After the publication of the "Logic," Mill was too big a man for the public to lose sight of.
He went his simple way, but to escape being pointed out, he kept from all crowds, and public functions were to him tabu.
When Mrs. Taylor gave birth to a baby girl, an obscure London newspaper printed, "A Malthusian Warning to the East India Company," which no doubt reflected a certain phase of public interest, but Mill continued his serene way undisturbed.
To this baby girl, Helen Taylor, Mill was always most devotedly attached. As she grew into childhood he taught her botany, and people who wanted a glimpse of Mill were advised to "look for him with a flaxen-haired little sprite of a girl any Saturday afternoon on Hampton Heath."
Mr. Taylor died in July, Eighteen Hundred Forty-nine, and in April, Eighteen Hundred Fifty-one, Mrs. Taylor and Mill were quietly married. The announcement of the marriage sent a spasm over literary England, and set the garrulous tongues a-wagging.
George Mill, a brother of John Stuart, with unconscious humor placed himself on record thus, "Mrs.
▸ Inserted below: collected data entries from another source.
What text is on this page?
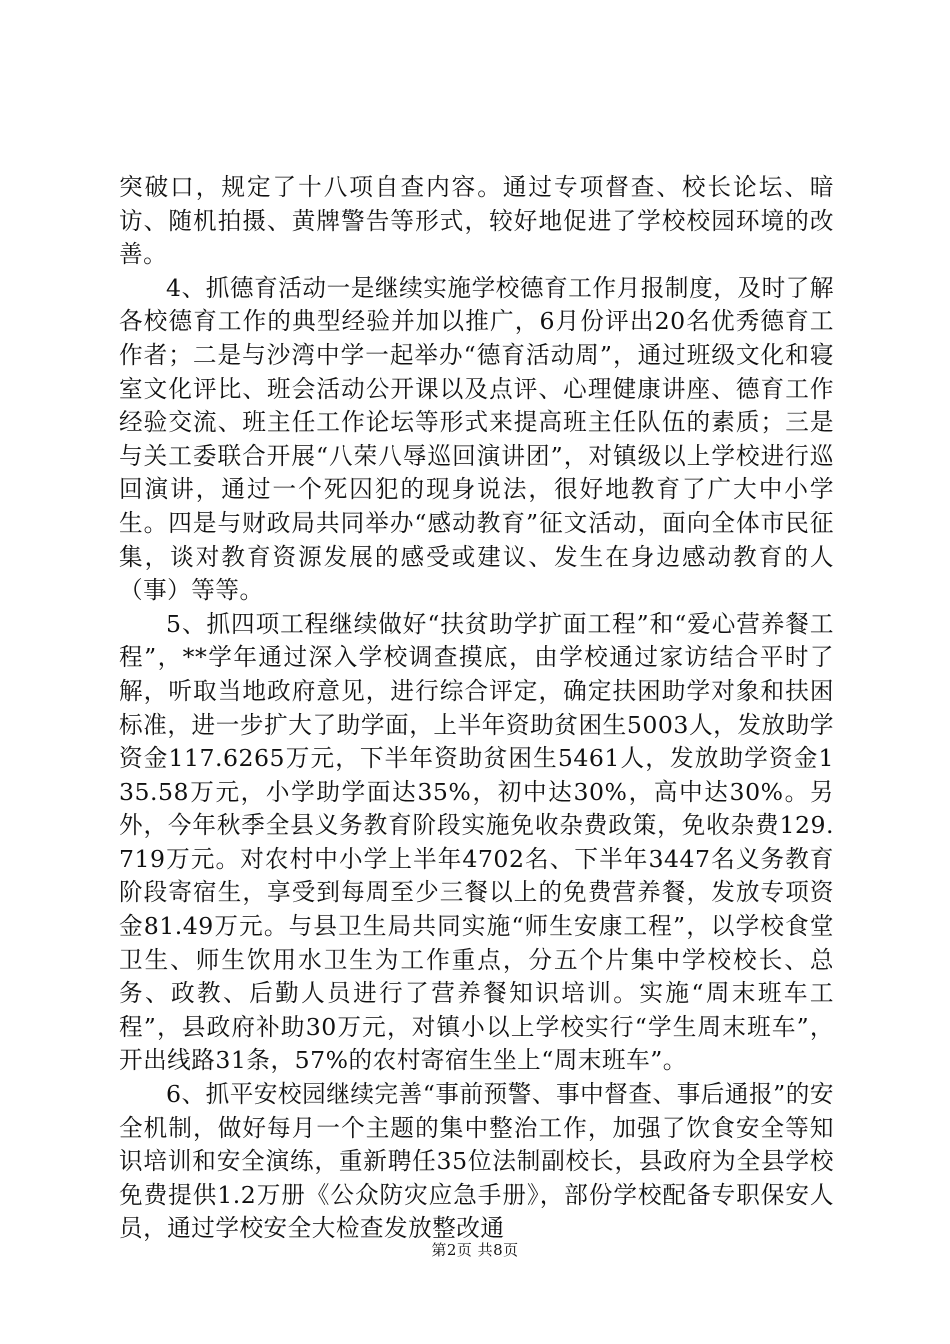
突破口，规定了十八项自查内容。通过专项督查、校长论坛、暗访、随机拍摄、黄牌警告等形式，较好地促进了学校校园环境的改善。

4、抓德育活动一是继续实施学校德育工作月报制度，及时了解各校德育工作的典型经验并加以推广，6月份评出20名优秀德育工作者；二是与沙湾中学一起举办“德育活动周”，通过班级文化和寝室文化评比、班会活动公开课以及点评、心理健康讲座、德育工作经验交流、班主任工作论坛等形式来提高班主任队伍的素质；三是与关工委联合开展“八荣八辱巡回演讲团”，对镇级以上学校进行巡回演讲，通过一个死囚犯的现身说法，很好地教育了广大中小学生。四是与财政局共同举办“感动教育”征文活动，面向全体市民征集，谈对教育资源发展的感受或建议、发生在身边感动教育的人（事）等等。

5、抓四项工程继续做好“扶贫助学扩面工程”和“爱心营养餐工程”，**学年通过深入学校调查摸底，由学校通过家访结合平时了解，听取当地政府意见，进行综合评定，确定扶困助学对象和扶困标准，进一步扩大了助学面，上半年资助贫困生5003人，发放助学资金117.6265万元，下半年资助贫困生5461人，发放助学资金135.58万元，小学助学面达35%，初中达30%，高中达30%。另外，今年秋季全县义务教育阶段实施免收杂费政策，免收杂费129.719万元。对农村中小学上半年4702名、下半年3447名义务教育阶段寄宿生，享受到每周至少三餐以上的免费营养餐，发放专项资金81.49万元。与县卫生局共同实施“师生安康工程”，以学校食堂卫生、师生饮用水卫生为工作重点，分五个片集中学校校长、总务、政教、后勤人员进行了营养餐知识培训。实施“周末班车工程”，县政府补助30万元，对镇小以上学校实行“学生周末班车”，开出线路31条，57%的农村寄宿生坐上“周末班车”。

6、抓平安校园继续完善“事前预警、事中督查、事后通报”的安全机制，做好每月一个主题的集中整治工作，加强了饮食安全等知识培训和安全演练，重新聘任35位法制副校长，县政府为全县学校免费提供1.2万册《公众防灾应急手册》，部份学校配备专职保安人员，通过学校安全大检查发放整改通

第2页 共8页
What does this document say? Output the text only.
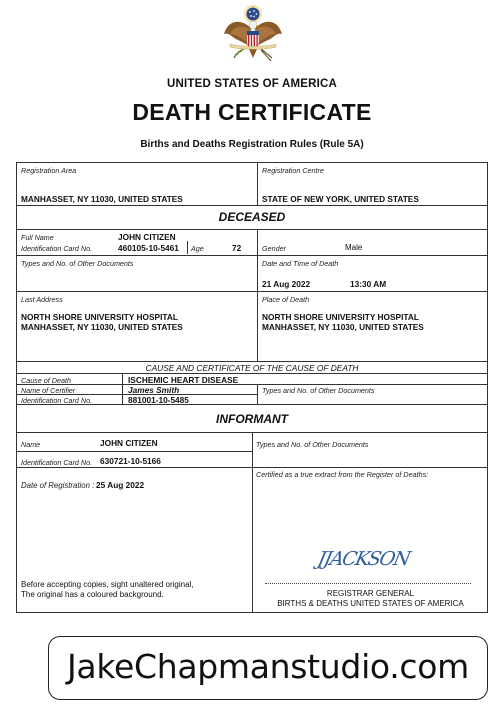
UNITED STATES OF AMERICA
DEATH CERTIFICATE
Births and Deaths Registration Rules (Rule 5A)
Registration Area
MANHASSET, NY 11030, UNITED STATES
Registration Centre
STATE OF NEW YORK, UNITED STATES
DECEASED
Full Name	JOHN CITIZEN
Identification Card No.	460105-10-5461 Age	72	Gender	Male
Types and No. of Other Documents	Date and Time of Death
21 Aug 2022	13:30 AM
Last Address
NORTH SHORE UNIVERSITY HOSPITAL
MANHASSET, NY 11030, UNITED STATES
Place of Death
NORTH SHORE UNIVERSITY HOSPITAL
MANHASSET, NY 11030, UNITED STATES
CAUSE AND CERTIFICATE OF THE CAUSE OF DEATH
Cause of Death	ISCHEMIC HEART DISEASE
Name of Certifier	James Smith	Types and No. of Other Documents
Identification Card No.	881001-10-5485
INFORMANT
Name	JOHN CITIZEN	Types and No. of Other Documents
Identification Card No. 630721-10-5166
Date of Registration : 25 Aug 2022
Certified as a true extract from the Register of Deaths:
JJACKSON
Before accepting copies, sight unaltered original,
The original has a coloured background.	REGISTRAR GENERAL
BIRTHS & DEATHS UNITED STATES OF AMERICA
JakeChapmanstudio.com
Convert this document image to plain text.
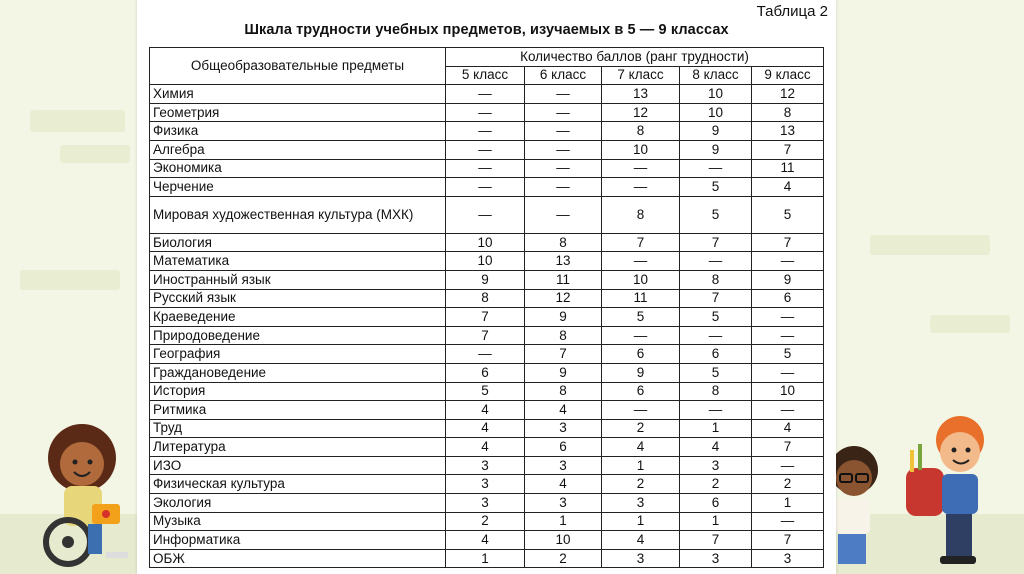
Таблица 2
Шкала трудности учебных предметов, изучаемых в 5 — 9 классах
Общеобразовательные предметы	Количество баллов (ранг трудности)				
	5 класс	6 класс	7 класс	8 класс	9 класс
Химия	—	—	13	10	12
Геометрия	—	—	12	10	8
Физика	—	—	8	9	13
Алгебра	—	—	10	9	7
Экономика	—	—	—	—	11
Черчение	—	—	—	5	4
Мировая художественная культура (МХК)	—	—	8	5	5
Биология	10	8	7	7	7
Математика	10	13	—	—	—
Иностранный язык	9	11	10	8	9
Русский язык	8	12	11	7	6
Краеведение	7	9	5	5	—
Природоведение	7	8	—	—	—
География	—	7	6	6	5
Граждановедение	6	9	9	5	—
История	5	8	6	8	10
Ритмика	4	4	—	—	—
Труд	4	3	2	1	4
Литература	4	6	4	4	7
ИЗО	3	3	1	3	—
Физическая культура	3	4	2	2	2
Экология	3	3	3	6	1
Музыка	2	1	1	1	—
Информатика	4	10	4	7	7
ОБЖ	1	2	3	3	3
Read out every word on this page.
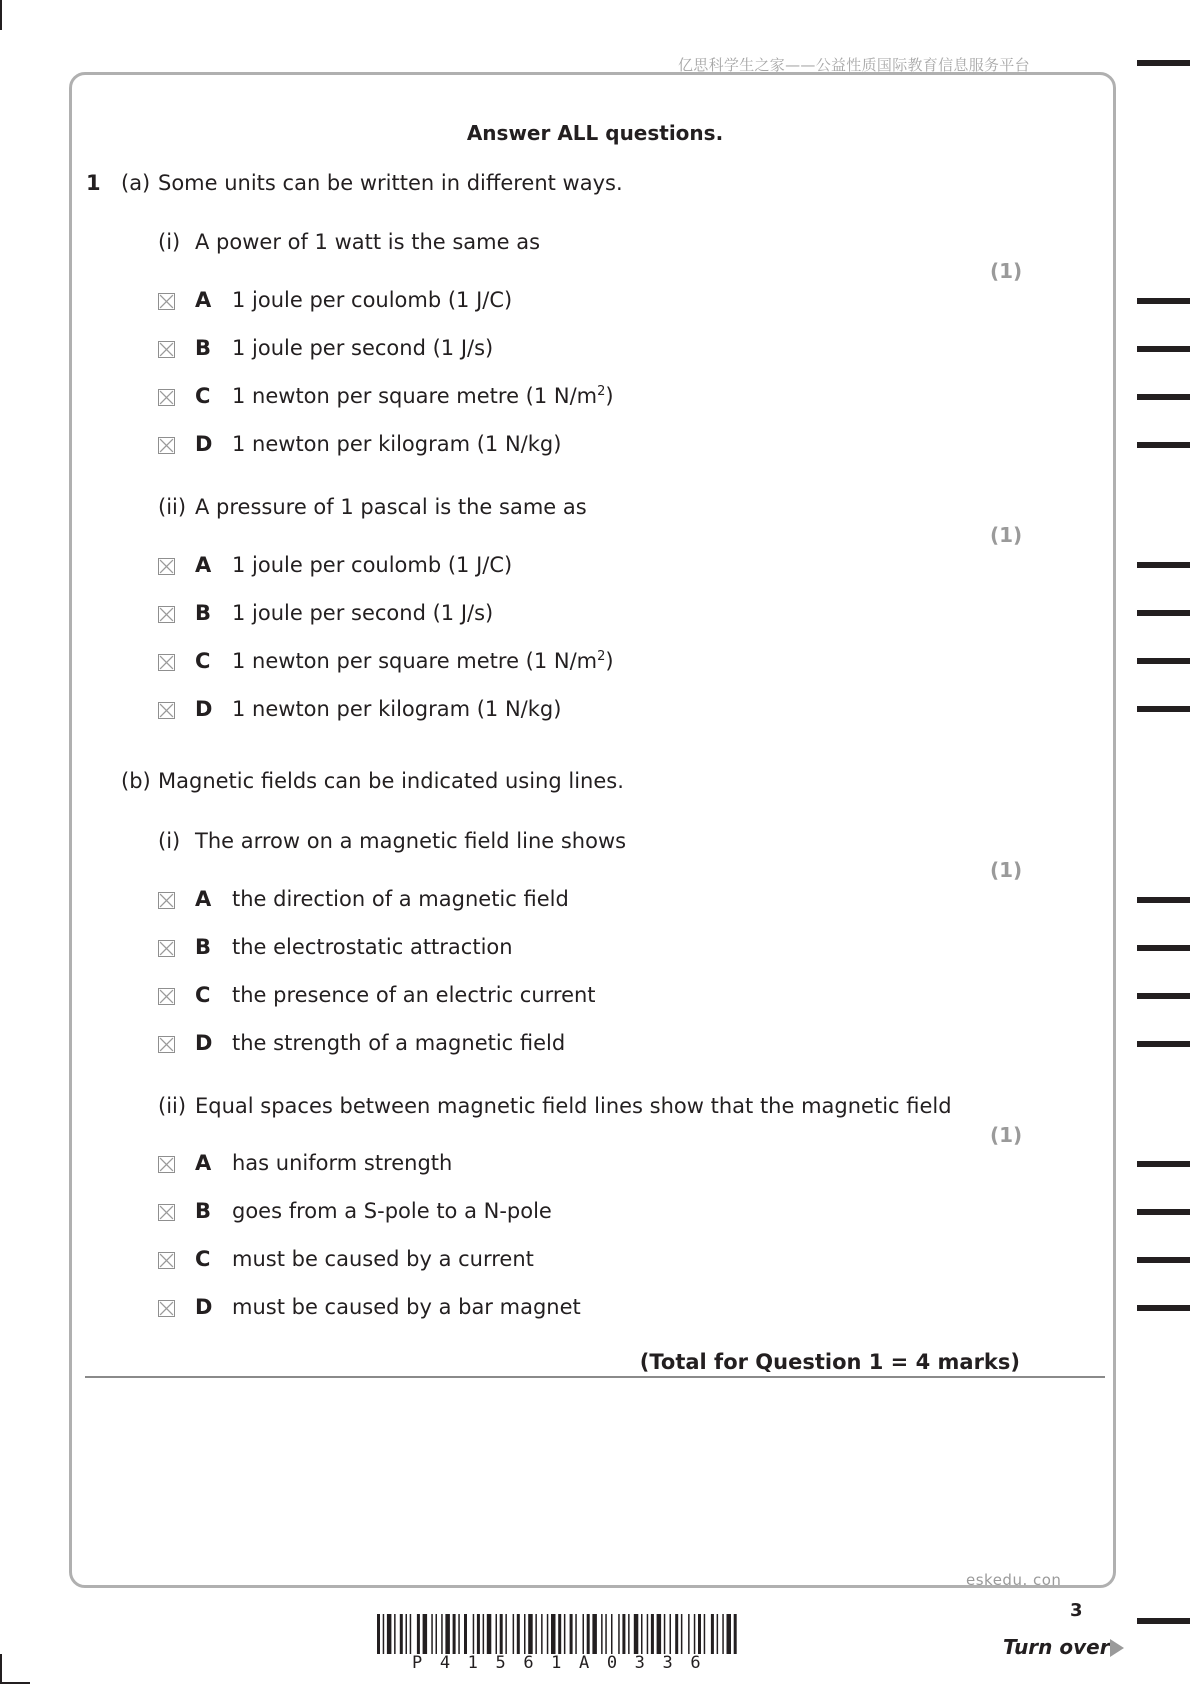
亿思科学生之家——公益性质国际教育信息服务平台
Answer ALL questions.
1 (a) Some units can be written in different ways.
(i) A power of 1 watt is the same as
(1)
A 1 joule per coulomb (1 J/C)
B 1 joule per second (1 J/s)
C 1 newton per square metre (1 $N/m^2$)
D 1 newton per kilogram (1 N/kg)
(ii) A pressure of 1 pascal is the same as
(1)
A 1 joule per coulomb (1 J/C)
B 1 joule per second (1 J/s)
C 1 newton per square metre (1 $N/m^2$)
D 1 newton per kilogram (1 N/kg)
(b) Magnetic fields can be indicated using lines.
(i) The arrow on a magnetic field line shows
(1)
A the direction of a magnetic field
B the electrostatic attraction
C the presence of an electric current
D the strength of a magnetic field
(ii) Equal spaces between magnetic field lines show that the magnetic field
(1)
A has uniform strength
B goes from a S-pole to a N-pole
C must be caused by a current
D must be caused by a bar magnet
(Total for Question 1 = 4 marks)
eskedu. con
3
Turn over
P41561A0336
Taylor was never to anybody else what she was to John." Bishop Spalding once wrote out this strange, solemn, emasculate proposition, "Mill's 'Autobiography' contains proof that a soul, with an infinite craving for God, not finding Him, will worship anything—a woman, a memory!"
This almost makes one think that the good Bishop was paraphrasing and reversing Voltaire's remark, "When a woman no longer finds herself acceptable to man she turns to God."
What the world thought of Mill's wife is not vital—what he thought of her, certainly was. I quote from the "Autobiography," which Edward Everett Hale calls "two lives in one—written by one of them":
Between the time of which I have now spoken, and the present, took place the most important events of my life.
The first of these was my marriage to the lady whose incomparable worth had made her friendship the greatest source to me both of happiness and of improvement. For seven and a half years that blessing was mine; for seven and a half only! I can say nothing which could describe, even in the faintest manner, what that loss was, and is. But because I know that she would have wished it, I endeavor to make the best of what life I have left, and to work on for her purposes with such diminished strength as can be derived from the thoughts of her, and communion with her memory.